All current mortgage rates are here.
32 Comments
It's hard explaining to people that what happens here and specifically the OCR is only one factor in the equation. With the Federal Reserve hike yesterday it makes sense that they put the rates up. We'll see more by the end of the year due to what is happening in Australia and the Fed signalling at least one more hike this year.
The only thing you need to explain to borrowers is that if your mortgage costs 4% per annum and it goes to 6% per annum , your instalments go up by half , or 50%
So if you are paying $600 a week for your hovel in Auckland , you need to find $900 a week at a 6% mortgage rate .
This is when people who have stuck their necks out , start to get into trouble
All the Ozzy banks are under quite a lot of pressure with huge numbers of over leverage home owners who tried to compete with foreign buyers on massively over priced property. Now we're in a fine mess.
Article, The Australian: Mortgage noose tipped to see property prices crash by 10 per cent
Quote: A crackdown on interest-only home lending could trigger price falls of up to 10 per cent in the red-hot markets of Sydney and Melbourne, economists warned yesterday.
“The latest moves by APRA, coming on the back of bank mortgage rate hikes over the last two weeks, the likelihood of action to boost affordability in the May budget (including a cut to the capital gains tax discount), and the surge in unit supply at a time of silly prices, are all likely to result in a slowdown in property price gains in Sydney and Melbourne this year ahead of a 5-10 per cent price fall starting next year some time,” he said.

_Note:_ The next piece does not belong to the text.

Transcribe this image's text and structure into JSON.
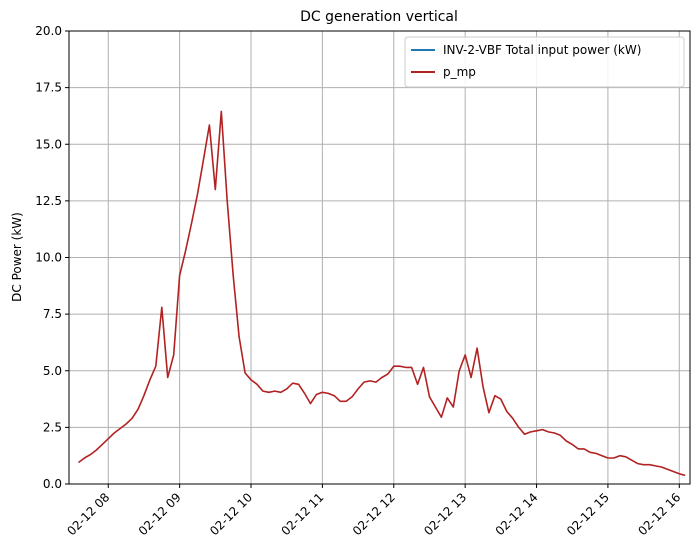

http://www.theaustralian.com.au/business/property/mortgage-noose-tipped…
David it would be interesting to see a plot of time vs. mortgage interest rates as an index or average of the major NZ banks for floating, 1 year and 2 years fixed. Then overlay the OCR. I think that would really show the magnitude/trend and what's going on. Just my two cents.

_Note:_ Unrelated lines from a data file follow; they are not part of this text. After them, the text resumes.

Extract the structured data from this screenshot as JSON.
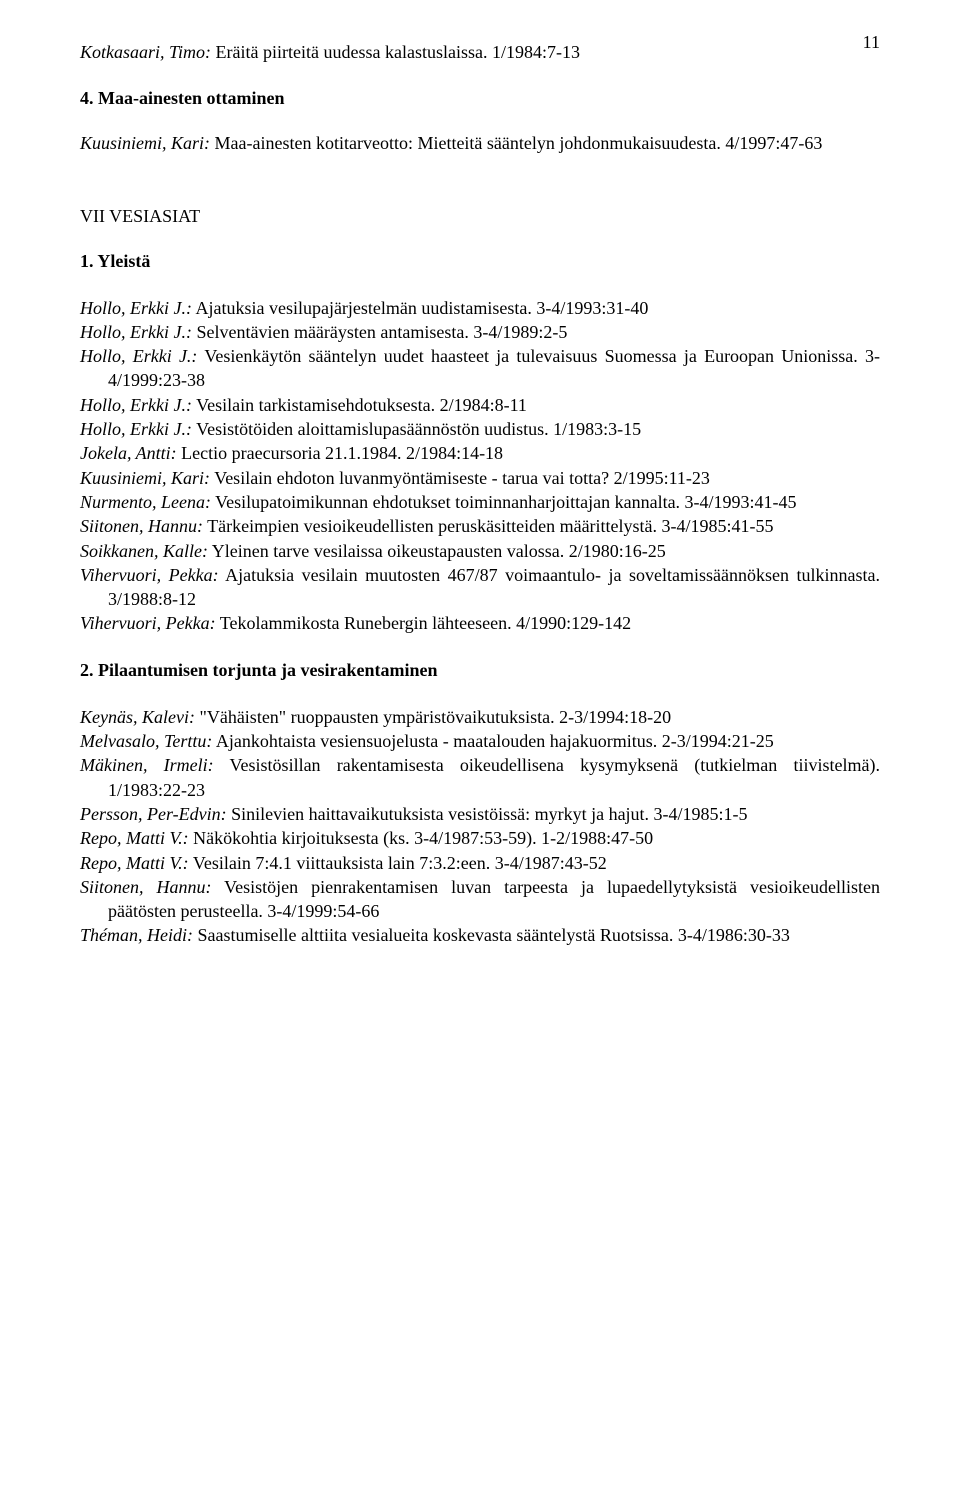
{
  "page_number": "11",
  "top_entry": {
    "author": "Kotkasaari, Timo:",
    "title": " Eräitä piirteitä uudessa kalastuslaissa. 1/1984:7-13"
  },
  "section4": {
    "heading": "4. Maa-ainesten ottaminen",
    "entry": {
      "author": "Kuusiniemi, Kari:",
      "title": " Maa-ainesten kotitarveotto: Mietteitä sääntelyn johdonmukaisuudesta. 4/1997:47-63"
    }
  },
  "vii": {
    "heading": "VII VESIASIAT",
    "sub": {
      "heading": "1. Yleistä",
      "entries": [
        {
          "author": "Hollo, Erkki J.:",
          "title": " Ajatuksia vesilupajärjestelmän uudistamisesta. 3-4/1993:31-40"
        },
        {
          "author": "Hollo, Erkki J.:",
          "title": " Selventävien määräysten antamisesta. 3-4/1989:2-5"
        },
        {
          "author": "Hollo, Erkki J.:",
          "title": " Vesienkäytön sääntelyn uudet haasteet ja tulevaisuus Suomessa ja Euroopan Unionissa. 3-4/1999:23-38"
        },
        {
          "author": "Hollo, Erkki J.:",
          "title": " Vesilain tarkistamisehdotuksesta. 2/1984:8-11"
        },
        {
          "author": "Hollo, Erkki J.:",
          "title": " Vesistötöiden aloittamislupasäännöstön uudistus. 1/1983:3-15"
        },
        {
          "author": "Jokela, Antti:",
          "title": " Lectio praecursoria 21.1.1984. 2/1984:14-18"
        },
        {
          "author": "Kuusiniemi, Kari:",
          "title": " Vesilain ehdoton luvanmyöntämiseste - tarua vai totta? 2/1995:11-23"
        },
        {
          "author": "Nurmento, Leena:",
          "title": " Vesilupatoimikunnan ehdotukset toiminnanharjoittajan kannalta. 3-4/1993:41-45"
        },
        {
          "author": "Siitonen, Hannu:",
          "title": " Tärkeimpien vesioikeudellisten peruskäsitteiden määrittelystä. 3-4/1985:41-55"
        },
        {
          "author": "Soikkanen, Kalle:",
          "title": " Yleinen tarve vesilaissa oikeustapausten valossa. 2/1980:16-25"
        },
        {
          "author": "Vihervuori, Pekka:",
          "title": " Ajatuksia vesilain muutosten 467/87 voimaantulo- ja soveltamissäännöksen tulkinnasta. 3/1988:8-12"
        },
        {
          "author": "Vihervuori, Pekka:",
          "title": " Tekolammikosta Runebergin lähteeseen. 4/1990:129-142"
        }
      ]
    },
    "sub2": {
      "heading": "2. Pilaantumisen torjunta ja vesirakentaminen",
      "entries": [
        {
          "author": "Keynäs, Kalevi:",
          "title": " \"Vähäisten\" ruoppausten ympäristövaikutuksista. 2-3/1994:18-20"
        },
        {
          "author": "Melvasalo, Terttu:",
          "title": " Ajankohtaista vesiensuojelusta - maatalouden hajakuormitus. 2-3/1994:21-25"
        },
        {
          "author": "Mäkinen, Irmeli:",
          "title": " Vesistösillan rakentamisesta oikeudellisena kysymyksenä (tutkielman tiivistelmä). 1/1983:22-23"
        },
        {
          "author": "Persson, Per-Edvin:",
          "title": " Sinilevien haittavaikutuksista vesistöissä: myrkyt ja hajut. 3-4/1985:1-5"
        },
        {
          "author": "Repo, Matti V.:",
          "title": " Näkökohtia kirjoituksesta (ks. 3-4/1987:53-59). 1-2/1988:47-50"
        },
        {
          "author": "Repo, Matti V.:",
          "title": " Vesilain 7:4.1 viittauksista lain 7:3.2:een. 3-4/1987:43-52"
        },
        {
          "author": "Siitonen, Hannu:",
          "title": " Vesistöjen pienrakentamisen luvan tarpeesta ja lupaedellytyksistä vesioikeudellisten päätösten perusteella. 3-4/1999:54-66"
        },
        {
          "author": "Théman, Heidi:",
          "title": " Saastumiselle alttiita vesialueita koskevasta sääntelystä Ruotsissa. 3-4/1986:30-33"
        }
      ]
    }
  }
}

Paradox - go to page 19 of the RBNZ's last MPS and view and understand the bottom left graph, that's the major part of the banks problem
http://www.rbnz.govt.nz/-/media/ReserveBank/Files/Publications/Monetary…

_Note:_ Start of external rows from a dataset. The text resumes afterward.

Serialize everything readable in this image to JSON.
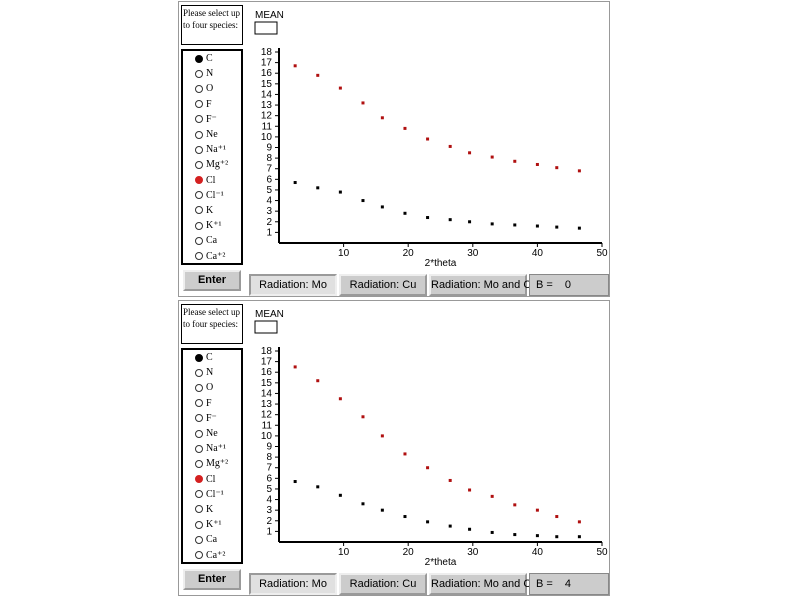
{
  "panels": [
    {
      "sidebar": {
        "prompt": "Please select up to four species:",
        "species": [
          {
            "label": "C",
            "selected": true,
            "color": "#000000"
          },
          {
            "label": "N"
          },
          {
            "label": "O"
          },
          {
            "label": "F"
          },
          {
            "label": "F⁻"
          },
          {
            "label": "Ne"
          },
          {
            "label": "Na⁺¹"
          },
          {
            "label": "Mg⁺²"
          },
          {
            "label": "Cl",
            "selected": true,
            "color": "#d42020"
          },
          {
            "label": "Cl⁻¹"
          },
          {
            "label": "K"
          },
          {
            "label": "K⁺¹"
          },
          {
            "label": "Ca"
          },
          {
            "label": "Ca⁺²"
          }
        ],
        "enter": "Enter"
      },
      "chart": {
        "type": "scatter",
        "y_label": "MEAN",
        "x_label": "2*theta",
        "xlim": [
          0,
          50
        ],
        "ylim": [
          0,
          18
        ],
        "xticks": [
          10,
          20,
          30,
          40,
          50
        ],
        "yticks": [
          1,
          2,
          3,
          4,
          5,
          6,
          7,
          8,
          9,
          10,
          11,
          12,
          13,
          14,
          15,
          16,
          17,
          18
        ],
        "series": [
          {
            "color": "#b01010",
            "x": [
              2.5,
              6,
              9.5,
              13,
              16,
              19.5,
              23,
              26.5,
              29.5,
              33,
              36.5,
              40,
              43,
              46.5
            ],
            "values": [
              16.7,
              15.8,
              14.6,
              13.2,
              11.8,
              10.8,
              9.8,
              9.1,
              8.5,
              8.1,
              7.7,
              7.4,
              7.1,
              6.8
            ]
          },
          {
            "color": "#000000",
            "x": [
              2.5,
              6,
              9.5,
              13,
              16,
              19.5,
              23,
              26.5,
              29.5,
              33,
              36.5,
              40,
              43,
              46.5
            ],
            "values": [
              5.7,
              5.2,
              4.8,
              4.0,
              3.4,
              2.8,
              2.4,
              2.2,
              2.0,
              1.8,
              1.7,
              1.6,
              1.5,
              1.4
            ]
          }
        ]
      },
      "buttons": [
        "Radiation: Mo",
        "Radiation: Cu",
        "Radiation: Mo and Cu"
      ],
      "pressed_button": 0,
      "spinner": {
        "label": "B =",
        "value": 0
      }
    },
    {
      "sidebar": {
        "prompt": "Please select up to four species:",
        "species": [
          {
            "label": "C",
            "selected": true,
            "color": "#000000"
          },
          {
            "label": "N"
          },
          {
            "label": "O"
          },
          {
            "label": "F"
          },
          {
            "label": "F⁻"
          },
          {
            "label": "Ne"
          },
          {
            "label": "Na⁺¹"
          },
          {
            "label": "Mg⁺²"
          },
          {
            "label": "Cl",
            "selected": true,
            "color": "#d42020"
          },
          {
            "label": "Cl⁻¹"
          },
          {
            "label": "K"
          },
          {
            "label": "K⁺¹"
          },
          {
            "label": "Ca"
          },
          {
            "label": "Ca⁺²"
          }
        ],
        "enter": "Enter"
      },
      "chart": {
        "type": "scatter",
        "y_label": "MEAN",
        "x_label": "2*theta",
        "xlim": [
          0,
          50
        ],
        "ylim": [
          0,
          18
        ],
        "xticks": [
          10,
          20,
          30,
          40,
          50
        ],
        "yticks": [
          1,
          2,
          3,
          4,
          5,
          6,
          7,
          8,
          9,
          10,
          11,
          12,
          13,
          14,
          15,
          16,
          17,
          18
        ],
        "series": [
          {
            "color": "#b01010",
            "x": [
              2.5,
              6,
              9.5,
              13,
              16,
              19.5,
              23,
              26.5,
              29.5,
              33,
              36.5,
              40,
              43,
              46.5
            ],
            "values": [
              16.5,
              15.2,
              13.5,
              11.8,
              10.0,
              8.3,
              7.0,
              5.8,
              4.9,
              4.3,
              3.5,
              3.0,
              2.4,
              1.9
            ]
          },
          {
            "color": "#000000",
            "x": [
              2.5,
              6,
              9.5,
              13,
              16,
              19.5,
              23,
              26.5,
              29.5,
              33,
              36.5,
              40,
              43,
              46.5
            ],
            "values": [
              5.7,
              5.2,
              4.4,
              3.6,
              3.0,
              2.4,
              1.9,
              1.5,
              1.2,
              0.9,
              0.7,
              0.6,
              0.5,
              0.5
            ]
          }
        ]
      },
      "buttons": [
        "Radiation: Mo",
        "Radiation: Cu",
        "Radiation: Mo and Cu"
      ],
      "pressed_button": 0,
      "spinner": {
        "label": "B =",
        "value": 4
      }
    }
  ]
}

Why float at 5.95% , when you can fix for 6 months at 4.19%? If you cant manage your finances for 6 months ( more likely the first 3 months, after which I reckon you would still come out ahead if you had to break and pay break fees), then i would say you are in deep poo regardless.
I suppose what it really effects is the revolving credit type mortgages, which seem to be based on the floating rate.
Originally, the idea of the floating rate was that the borrower took more risk, but benefited from rate movements downwards, while accepting the risk of hikes, but now floating has a hefty premium built continually in to encourage borrowers to get locked in with lower fixed rates.
Paying down extra house debt on a regular basis will reduce the total amount of interest paid versus balloon payments in the long run.
I don't own a house so raiding the coffers isn't a problem for me! :) It would be a problem for less financially savvy people, though.
So, currently, what is the 'reward' for borrowers to float?
Under the current deflationary, low interest environment, will 'floating' ever fall? Or ever be lower than any fixed rates?
The only benefit seems to be to allow flexibility to allow the borrower to switch banks and to repay extra anytime. There are no rate benefits.